To complement Steffen Ullrich's answer, note that:
- Historically, it was indeed possible to spoof anything you wanted, no one checked, everybody trusted everybody.
- However, with the rise of spam, phishing and other scams, SPF, DKIM and DMARC were introduced. Those allow a server to check if the sender does have the right to send mail with a sender in a given domain.
- To work, those require both the sender and the receiver to implement those methods.
- Most large e-mail providers will definitely implement at least one of the 3 methods on their side (as a receiver), and many organisations at risk of having people trying to impersonate them will implement at least one of the 3 methods on their side as well (as a sender).
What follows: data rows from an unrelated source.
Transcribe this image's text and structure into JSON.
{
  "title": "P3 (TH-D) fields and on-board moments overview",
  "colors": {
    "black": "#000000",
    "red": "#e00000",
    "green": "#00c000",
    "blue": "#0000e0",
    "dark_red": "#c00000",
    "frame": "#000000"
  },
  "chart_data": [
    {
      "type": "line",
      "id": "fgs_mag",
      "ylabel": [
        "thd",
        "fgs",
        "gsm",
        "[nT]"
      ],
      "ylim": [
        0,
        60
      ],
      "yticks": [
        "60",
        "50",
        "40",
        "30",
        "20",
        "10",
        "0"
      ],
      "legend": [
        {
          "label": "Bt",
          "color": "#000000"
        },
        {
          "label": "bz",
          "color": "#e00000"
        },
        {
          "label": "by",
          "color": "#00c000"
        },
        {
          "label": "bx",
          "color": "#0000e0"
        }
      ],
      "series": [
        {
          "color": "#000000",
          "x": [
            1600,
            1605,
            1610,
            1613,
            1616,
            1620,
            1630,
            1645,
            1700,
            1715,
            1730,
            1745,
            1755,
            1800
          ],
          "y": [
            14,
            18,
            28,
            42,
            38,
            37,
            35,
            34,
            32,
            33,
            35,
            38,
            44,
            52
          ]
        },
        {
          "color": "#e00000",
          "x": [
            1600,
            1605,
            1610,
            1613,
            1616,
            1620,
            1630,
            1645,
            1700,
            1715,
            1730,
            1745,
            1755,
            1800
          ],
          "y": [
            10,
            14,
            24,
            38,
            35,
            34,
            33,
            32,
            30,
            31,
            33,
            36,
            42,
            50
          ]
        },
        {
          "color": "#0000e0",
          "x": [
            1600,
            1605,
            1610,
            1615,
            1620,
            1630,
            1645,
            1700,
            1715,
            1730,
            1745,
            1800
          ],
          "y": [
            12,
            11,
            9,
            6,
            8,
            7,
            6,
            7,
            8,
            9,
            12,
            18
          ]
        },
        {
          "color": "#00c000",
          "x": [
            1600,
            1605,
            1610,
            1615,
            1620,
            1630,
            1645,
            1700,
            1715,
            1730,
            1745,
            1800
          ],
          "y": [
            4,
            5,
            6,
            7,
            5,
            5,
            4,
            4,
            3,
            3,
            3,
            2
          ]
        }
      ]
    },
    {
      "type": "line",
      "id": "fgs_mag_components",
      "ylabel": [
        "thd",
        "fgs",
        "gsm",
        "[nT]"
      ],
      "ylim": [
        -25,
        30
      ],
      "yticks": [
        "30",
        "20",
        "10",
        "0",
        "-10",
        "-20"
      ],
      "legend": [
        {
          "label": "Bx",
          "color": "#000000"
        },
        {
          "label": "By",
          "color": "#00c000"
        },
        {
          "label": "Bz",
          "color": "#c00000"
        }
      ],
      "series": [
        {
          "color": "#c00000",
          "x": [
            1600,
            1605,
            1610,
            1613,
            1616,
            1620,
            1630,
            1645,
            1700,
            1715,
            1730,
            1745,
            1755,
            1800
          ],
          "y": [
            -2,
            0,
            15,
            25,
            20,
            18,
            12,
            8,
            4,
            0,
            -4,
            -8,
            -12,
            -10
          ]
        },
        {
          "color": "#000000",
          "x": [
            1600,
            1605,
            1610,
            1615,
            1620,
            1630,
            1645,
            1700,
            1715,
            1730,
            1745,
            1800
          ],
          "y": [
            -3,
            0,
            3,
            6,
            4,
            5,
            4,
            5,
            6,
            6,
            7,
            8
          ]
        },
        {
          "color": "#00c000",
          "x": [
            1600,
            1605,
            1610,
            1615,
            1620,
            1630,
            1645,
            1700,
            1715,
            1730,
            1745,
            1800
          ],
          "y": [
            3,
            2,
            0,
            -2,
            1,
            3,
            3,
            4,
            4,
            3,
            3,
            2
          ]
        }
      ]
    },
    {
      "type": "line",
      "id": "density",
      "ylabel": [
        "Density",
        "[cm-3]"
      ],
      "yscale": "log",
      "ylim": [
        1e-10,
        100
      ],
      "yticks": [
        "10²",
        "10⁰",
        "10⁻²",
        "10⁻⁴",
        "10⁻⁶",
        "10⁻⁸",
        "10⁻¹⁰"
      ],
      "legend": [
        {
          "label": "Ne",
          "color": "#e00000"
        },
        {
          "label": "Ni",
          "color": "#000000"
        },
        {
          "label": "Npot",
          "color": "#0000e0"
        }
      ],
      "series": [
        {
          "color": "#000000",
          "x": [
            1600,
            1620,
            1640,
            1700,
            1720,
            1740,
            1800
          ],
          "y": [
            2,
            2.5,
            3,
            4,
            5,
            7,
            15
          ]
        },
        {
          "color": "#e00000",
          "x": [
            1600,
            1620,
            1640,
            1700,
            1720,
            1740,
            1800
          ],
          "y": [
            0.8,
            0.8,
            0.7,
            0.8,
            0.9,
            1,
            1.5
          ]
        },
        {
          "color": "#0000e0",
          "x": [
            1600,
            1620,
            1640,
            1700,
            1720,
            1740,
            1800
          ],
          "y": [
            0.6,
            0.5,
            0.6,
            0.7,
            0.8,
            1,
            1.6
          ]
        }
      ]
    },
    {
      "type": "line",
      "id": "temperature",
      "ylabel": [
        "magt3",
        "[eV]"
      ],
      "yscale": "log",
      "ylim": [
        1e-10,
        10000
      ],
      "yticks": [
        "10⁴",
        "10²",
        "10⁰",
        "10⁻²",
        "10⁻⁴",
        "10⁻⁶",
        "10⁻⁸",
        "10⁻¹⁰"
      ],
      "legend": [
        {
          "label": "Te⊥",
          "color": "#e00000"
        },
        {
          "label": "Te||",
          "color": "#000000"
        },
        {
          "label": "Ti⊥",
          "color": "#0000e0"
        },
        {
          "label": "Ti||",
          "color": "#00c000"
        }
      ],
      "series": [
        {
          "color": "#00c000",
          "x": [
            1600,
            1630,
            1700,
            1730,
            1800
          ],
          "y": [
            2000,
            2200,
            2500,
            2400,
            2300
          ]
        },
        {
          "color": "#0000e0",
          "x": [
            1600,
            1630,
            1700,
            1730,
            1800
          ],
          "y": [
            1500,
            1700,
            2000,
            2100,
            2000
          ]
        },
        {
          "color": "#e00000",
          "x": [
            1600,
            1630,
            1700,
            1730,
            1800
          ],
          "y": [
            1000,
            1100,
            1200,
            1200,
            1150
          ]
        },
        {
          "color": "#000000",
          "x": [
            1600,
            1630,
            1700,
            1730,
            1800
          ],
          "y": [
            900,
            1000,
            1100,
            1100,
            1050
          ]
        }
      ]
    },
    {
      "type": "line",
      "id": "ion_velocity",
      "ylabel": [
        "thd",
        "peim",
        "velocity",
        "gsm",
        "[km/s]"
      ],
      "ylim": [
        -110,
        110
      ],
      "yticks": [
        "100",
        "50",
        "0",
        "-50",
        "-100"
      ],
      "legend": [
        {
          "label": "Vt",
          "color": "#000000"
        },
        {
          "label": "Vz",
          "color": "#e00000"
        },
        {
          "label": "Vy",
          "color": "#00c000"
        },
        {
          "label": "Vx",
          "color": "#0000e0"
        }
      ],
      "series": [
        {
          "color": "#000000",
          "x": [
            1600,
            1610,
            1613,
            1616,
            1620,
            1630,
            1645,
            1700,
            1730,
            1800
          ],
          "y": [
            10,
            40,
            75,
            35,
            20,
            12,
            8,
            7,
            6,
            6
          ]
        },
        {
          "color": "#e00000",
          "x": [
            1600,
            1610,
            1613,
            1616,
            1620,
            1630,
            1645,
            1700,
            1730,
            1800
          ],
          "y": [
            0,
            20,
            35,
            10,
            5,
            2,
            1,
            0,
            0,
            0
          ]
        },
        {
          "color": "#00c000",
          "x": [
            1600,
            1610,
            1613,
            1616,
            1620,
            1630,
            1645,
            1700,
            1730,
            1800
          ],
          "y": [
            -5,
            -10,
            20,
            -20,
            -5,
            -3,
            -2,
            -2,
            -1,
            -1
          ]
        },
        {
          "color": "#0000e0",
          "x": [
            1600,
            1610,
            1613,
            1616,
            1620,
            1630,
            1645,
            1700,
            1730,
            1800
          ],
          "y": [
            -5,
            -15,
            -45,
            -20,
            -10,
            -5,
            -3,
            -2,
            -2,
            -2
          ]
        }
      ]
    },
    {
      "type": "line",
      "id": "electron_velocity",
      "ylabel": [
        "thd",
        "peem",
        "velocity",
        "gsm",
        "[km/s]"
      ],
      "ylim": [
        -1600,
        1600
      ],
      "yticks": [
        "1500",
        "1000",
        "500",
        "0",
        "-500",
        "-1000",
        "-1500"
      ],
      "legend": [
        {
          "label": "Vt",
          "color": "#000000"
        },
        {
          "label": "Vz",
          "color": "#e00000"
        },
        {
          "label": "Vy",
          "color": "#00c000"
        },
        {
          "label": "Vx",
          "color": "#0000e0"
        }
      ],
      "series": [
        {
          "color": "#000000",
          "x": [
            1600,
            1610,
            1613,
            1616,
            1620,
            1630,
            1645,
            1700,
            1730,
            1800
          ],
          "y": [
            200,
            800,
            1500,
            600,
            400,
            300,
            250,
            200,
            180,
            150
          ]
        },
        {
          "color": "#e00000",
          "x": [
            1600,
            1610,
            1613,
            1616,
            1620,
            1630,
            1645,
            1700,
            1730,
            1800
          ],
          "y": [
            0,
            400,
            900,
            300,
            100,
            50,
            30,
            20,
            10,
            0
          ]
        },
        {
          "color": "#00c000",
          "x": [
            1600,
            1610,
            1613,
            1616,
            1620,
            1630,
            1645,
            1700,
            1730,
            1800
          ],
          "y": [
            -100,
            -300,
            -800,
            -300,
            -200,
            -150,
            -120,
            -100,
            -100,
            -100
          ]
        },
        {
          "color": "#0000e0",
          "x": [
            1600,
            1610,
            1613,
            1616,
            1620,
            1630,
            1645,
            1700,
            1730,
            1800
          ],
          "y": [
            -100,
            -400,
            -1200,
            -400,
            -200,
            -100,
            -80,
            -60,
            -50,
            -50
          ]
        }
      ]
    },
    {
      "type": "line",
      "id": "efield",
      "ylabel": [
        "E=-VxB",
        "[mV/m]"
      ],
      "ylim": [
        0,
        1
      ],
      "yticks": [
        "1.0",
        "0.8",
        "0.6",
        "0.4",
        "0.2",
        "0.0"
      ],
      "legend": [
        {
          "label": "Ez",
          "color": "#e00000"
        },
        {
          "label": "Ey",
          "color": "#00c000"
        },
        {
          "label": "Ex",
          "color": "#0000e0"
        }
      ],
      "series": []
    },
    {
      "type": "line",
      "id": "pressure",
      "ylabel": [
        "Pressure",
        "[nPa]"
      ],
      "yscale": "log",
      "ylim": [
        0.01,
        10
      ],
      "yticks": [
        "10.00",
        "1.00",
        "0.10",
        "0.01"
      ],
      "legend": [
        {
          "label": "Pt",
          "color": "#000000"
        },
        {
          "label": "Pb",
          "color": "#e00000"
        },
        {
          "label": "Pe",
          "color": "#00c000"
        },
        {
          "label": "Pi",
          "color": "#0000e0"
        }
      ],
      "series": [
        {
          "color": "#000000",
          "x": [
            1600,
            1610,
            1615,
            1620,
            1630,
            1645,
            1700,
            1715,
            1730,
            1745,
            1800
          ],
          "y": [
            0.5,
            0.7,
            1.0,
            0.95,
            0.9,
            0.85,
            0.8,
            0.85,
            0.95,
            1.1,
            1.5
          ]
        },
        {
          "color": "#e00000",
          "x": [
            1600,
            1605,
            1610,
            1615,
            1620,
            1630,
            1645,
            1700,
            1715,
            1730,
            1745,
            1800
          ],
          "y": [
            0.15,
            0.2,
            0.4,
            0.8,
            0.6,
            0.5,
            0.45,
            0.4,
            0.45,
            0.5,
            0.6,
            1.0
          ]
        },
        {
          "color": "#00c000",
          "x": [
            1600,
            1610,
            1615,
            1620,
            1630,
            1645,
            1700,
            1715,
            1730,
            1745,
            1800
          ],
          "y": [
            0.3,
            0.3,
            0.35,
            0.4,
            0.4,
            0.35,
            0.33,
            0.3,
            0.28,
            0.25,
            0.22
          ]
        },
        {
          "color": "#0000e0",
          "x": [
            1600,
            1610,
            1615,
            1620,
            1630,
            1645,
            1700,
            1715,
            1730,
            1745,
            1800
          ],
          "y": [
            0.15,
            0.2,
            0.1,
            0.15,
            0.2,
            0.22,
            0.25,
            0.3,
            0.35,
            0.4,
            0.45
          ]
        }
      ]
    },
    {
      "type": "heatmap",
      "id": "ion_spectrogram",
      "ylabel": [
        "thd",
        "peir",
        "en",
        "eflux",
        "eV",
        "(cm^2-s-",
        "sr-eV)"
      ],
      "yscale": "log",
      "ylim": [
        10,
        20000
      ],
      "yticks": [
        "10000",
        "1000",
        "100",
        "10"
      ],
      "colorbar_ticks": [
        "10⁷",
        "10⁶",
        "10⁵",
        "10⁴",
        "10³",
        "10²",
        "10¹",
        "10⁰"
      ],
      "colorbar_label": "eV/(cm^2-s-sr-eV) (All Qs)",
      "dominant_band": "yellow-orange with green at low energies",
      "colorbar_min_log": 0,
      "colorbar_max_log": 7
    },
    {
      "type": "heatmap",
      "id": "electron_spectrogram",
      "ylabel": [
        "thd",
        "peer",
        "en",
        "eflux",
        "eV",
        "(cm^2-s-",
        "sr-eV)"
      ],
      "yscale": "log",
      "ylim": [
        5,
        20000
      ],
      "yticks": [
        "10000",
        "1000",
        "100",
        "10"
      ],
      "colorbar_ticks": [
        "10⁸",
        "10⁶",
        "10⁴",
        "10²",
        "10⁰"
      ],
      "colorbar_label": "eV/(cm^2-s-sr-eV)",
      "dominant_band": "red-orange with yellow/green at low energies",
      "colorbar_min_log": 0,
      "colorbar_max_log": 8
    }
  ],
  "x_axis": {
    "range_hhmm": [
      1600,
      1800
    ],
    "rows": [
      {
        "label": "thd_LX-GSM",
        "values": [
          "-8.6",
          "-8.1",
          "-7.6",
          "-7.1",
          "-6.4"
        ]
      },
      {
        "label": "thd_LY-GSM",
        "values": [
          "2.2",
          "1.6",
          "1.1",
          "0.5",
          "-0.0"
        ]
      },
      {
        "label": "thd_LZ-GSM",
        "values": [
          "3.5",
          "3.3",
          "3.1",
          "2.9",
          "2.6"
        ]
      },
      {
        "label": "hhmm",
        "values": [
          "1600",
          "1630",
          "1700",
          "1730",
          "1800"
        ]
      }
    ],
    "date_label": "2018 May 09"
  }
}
- However, there are still both e-mail systems not checking either and domains without the appropriate setup.
So if you find a domain without SPF, DKIM or DMARC, you could send e-mail on behalf of that domain and not be rejected outright. Many e-mail providers will "trust" such e-mails less than others, and it has a larger chance of being handled as spam.
Likewise, you could send e-mail even "from" a domain protected with SPF, DKIM or DMARC to an e-mail system that doesn't check it.
But most definitely, if you want to send as Apple or Amazon to mailboxes managed by Google or Microsoft, that won't work. And that's the reason they use other domain names for this.